EU chief negotiator Michel Barnier is reported to have warned his first two rounds of talks with Mr Davis, covering the opening issues of the Irish border, the rights of EU citizens in the UK, and Britain's "divorce bill", had made limited progress.

Meanwhile, The Times said the slow progress so far had led to complaints in Whitehall that senior officials were now trying to rush through decisions in an attempt to break the policy logjam.

There were said to be concerns that Cabinet Secretary Sir Jeremy Heywood and the Permanent Secretary at the Department for Exiting the EU were railroading issues through at a time when many ministers were away, leading to poor decision-making.

But following a summer marked by speculation over a possible leadership challenge and jostling for position among senior ministers over Brexit, there was some respite for the Prime Minister with an apparent truce between two of the leading protagonists.

Chancellor Philip Hammond, who favours a "soft", pro-business Brexit, and theBrexiteer International Development Secretary Liam Fox signed up to a joint statement at the weekend agreeing that there would have to be a transition period after Britain has left the EU.
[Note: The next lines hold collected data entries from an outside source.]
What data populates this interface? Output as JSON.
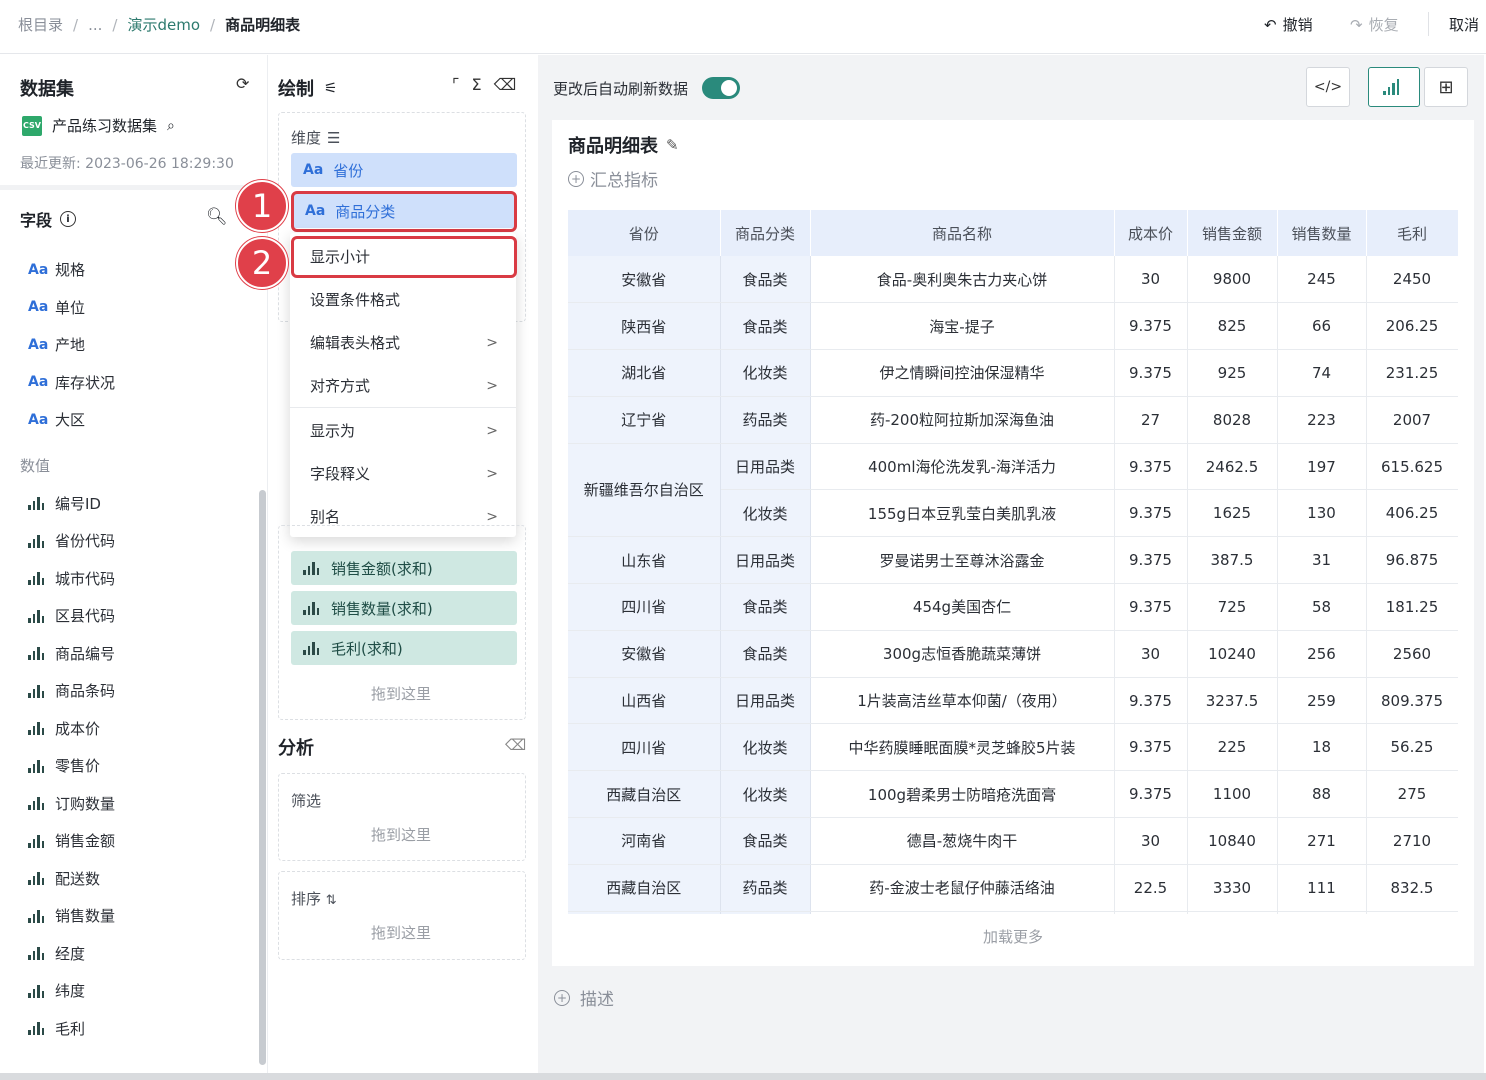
{
  "breadcrumb": {
    "root": "根目录",
    "ellipsis": "...",
    "folder": "演示demo",
    "current": "商品明细表"
  },
  "toolbar": {
    "undo": "撤销",
    "redo": "恢复",
    "cancel": "取消"
  },
  "dataset_panel": {
    "title": "数据集",
    "dataset_name": "产品练习数据集",
    "updated": "最近更新: 2023-06-26 18:29:30",
    "fields_title": "字段",
    "dimension_fields": [
      "规格",
      "单位",
      "产地",
      "库存状况",
      "大区"
    ],
    "value_section": "数值",
    "value_fields": [
      "编号ID",
      "省份代码",
      "城市代码",
      "区县代码",
      "商品编号",
      "商品条码",
      "成本价",
      "零售价",
      "订购数量",
      "销售金额",
      "配送数",
      "销售数量",
      "经度",
      "纬度",
      "毛利"
    ]
  },
  "draw_panel": {
    "title": "绘制",
    "dimension_label": "维度",
    "dim_chips": [
      "省份",
      "商品分类"
    ],
    "value_chips": [
      "销售金额(求和)",
      "销售数量(求和)",
      "毛利(求和)"
    ],
    "drop_hint": "拖到这里",
    "analysis_title": "分析",
    "filter_label": "筛选",
    "sort_label": "排序"
  },
  "context_menu": [
    {
      "label": "显示小计",
      "arrow": false
    },
    {
      "label": "设置条件格式",
      "arrow": false
    },
    {
      "label": "编辑表头格式",
      "arrow": true
    },
    {
      "label": "对齐方式",
      "arrow": true
    },
    {
      "label": "显示为",
      "arrow": true
    },
    {
      "label": "字段释义",
      "arrow": true
    },
    {
      "label": "别名",
      "arrow": true
    }
  ],
  "markers": [
    "1",
    "2"
  ],
  "canvas": {
    "auto_refresh": "更改后自动刷新数据",
    "auto_refresh_on": true,
    "card_title": "商品明细表",
    "summary": "汇总指标",
    "load_more": "加载更多",
    "describe": "描述"
  },
  "table": {
    "headers": [
      "省份",
      "商品分类",
      "商品名称",
      "成本价",
      "销售金额",
      "销售数量",
      "毛利"
    ],
    "rows": [
      [
        "安徽省",
        "食品类",
        "食品-奥利奥朱古力夹心饼",
        "30",
        "9800",
        "245",
        "2450"
      ],
      [
        "陕西省",
        "食品类",
        "海宝-提子",
        "9.375",
        "825",
        "66",
        "206.25"
      ],
      [
        "湖北省",
        "化妆类",
        "伊之情瞬间控油保湿精华",
        "9.375",
        "925",
        "74",
        "231.25"
      ],
      [
        "辽宁省",
        "药品类",
        "药-200粒阿拉斯加深海鱼油",
        "27",
        "8028",
        "223",
        "2007"
      ],
      [
        "新疆维吾尔自治区",
        "日用品类",
        "400ml海伦洗发乳-海洋活力",
        "9.375",
        "2462.5",
        "197",
        "615.625"
      ],
      [
        "",
        "化妆类",
        "155g日本豆乳莹白美肌乳液",
        "9.375",
        "1625",
        "130",
        "406.25"
      ],
      [
        "山东省",
        "日用品类",
        "罗曼诺男士至尊沐浴露金",
        "9.375",
        "387.5",
        "31",
        "96.875"
      ],
      [
        "四川省",
        "食品类",
        "454g美国杏仁",
        "9.375",
        "725",
        "58",
        "181.25"
      ],
      [
        "安徽省",
        "食品类",
        "300g志恒香脆蔬菜薄饼",
        "30",
        "10240",
        "256",
        "2560"
      ],
      [
        "山西省",
        "日用品类",
        "1片装高洁丝草本仰菌/（夜用）",
        "9.375",
        "3237.5",
        "259",
        "809.375"
      ],
      [
        "四川省",
        "化妆类",
        "中华药膜睡眠面膜*灵芝蜂胶5片装",
        "9.375",
        "225",
        "18",
        "56.25"
      ],
      [
        "西藏自治区",
        "化妆类",
        "100g碧柔男士防暗疮洗面膏",
        "9.375",
        "1100",
        "88",
        "275"
      ],
      [
        "河南省",
        "食品类",
        "德昌-葱烧牛肉干",
        "30",
        "10840",
        "271",
        "2710"
      ],
      [
        "西藏自治区",
        "药品类",
        "药-金波士老鼠仔仲藤活络油",
        "22.5",
        "3330",
        "111",
        "832.5"
      ],
      [
        "",
        "",
        "",
        "",
        "",
        "",
        ""
      ]
    ]
  },
  "colors": {
    "accent": "#2a8a7c",
    "highlight": "#d93b44",
    "dim_chip": "#cfe0fb",
    "value_chip": "#cfe8e2"
  }
}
They agreed that while the measure was necessary to ensure there was no "cliff-edge" break for businesses, it would be time-limited and that Britain would leave the EU single market and the customs union when it left the bloc.

Senior Conservative MP Bernard Jenkin welcomed unity in the Cabinet and questioned why the EU would not treat the UK the same as other countries who have no free trade deal with the bloc but have agreements over aviation services, customs facilitation and product recognition.

Mr Jenkin, chairman of the Public Administration and Constitutional Affairs Committee, told BBC Radio 4's Today programme: "Why wouldn't they afford us the same kind of reasonable arrangements unless they want to punish us?

"And if they want to punish us, should we be intimidated by their determination to punish us?

"Are they such a dysfunctional and destructive organisation that they would punish themselves as well as us by imposing such a ridiculous scenario - and of course they won't."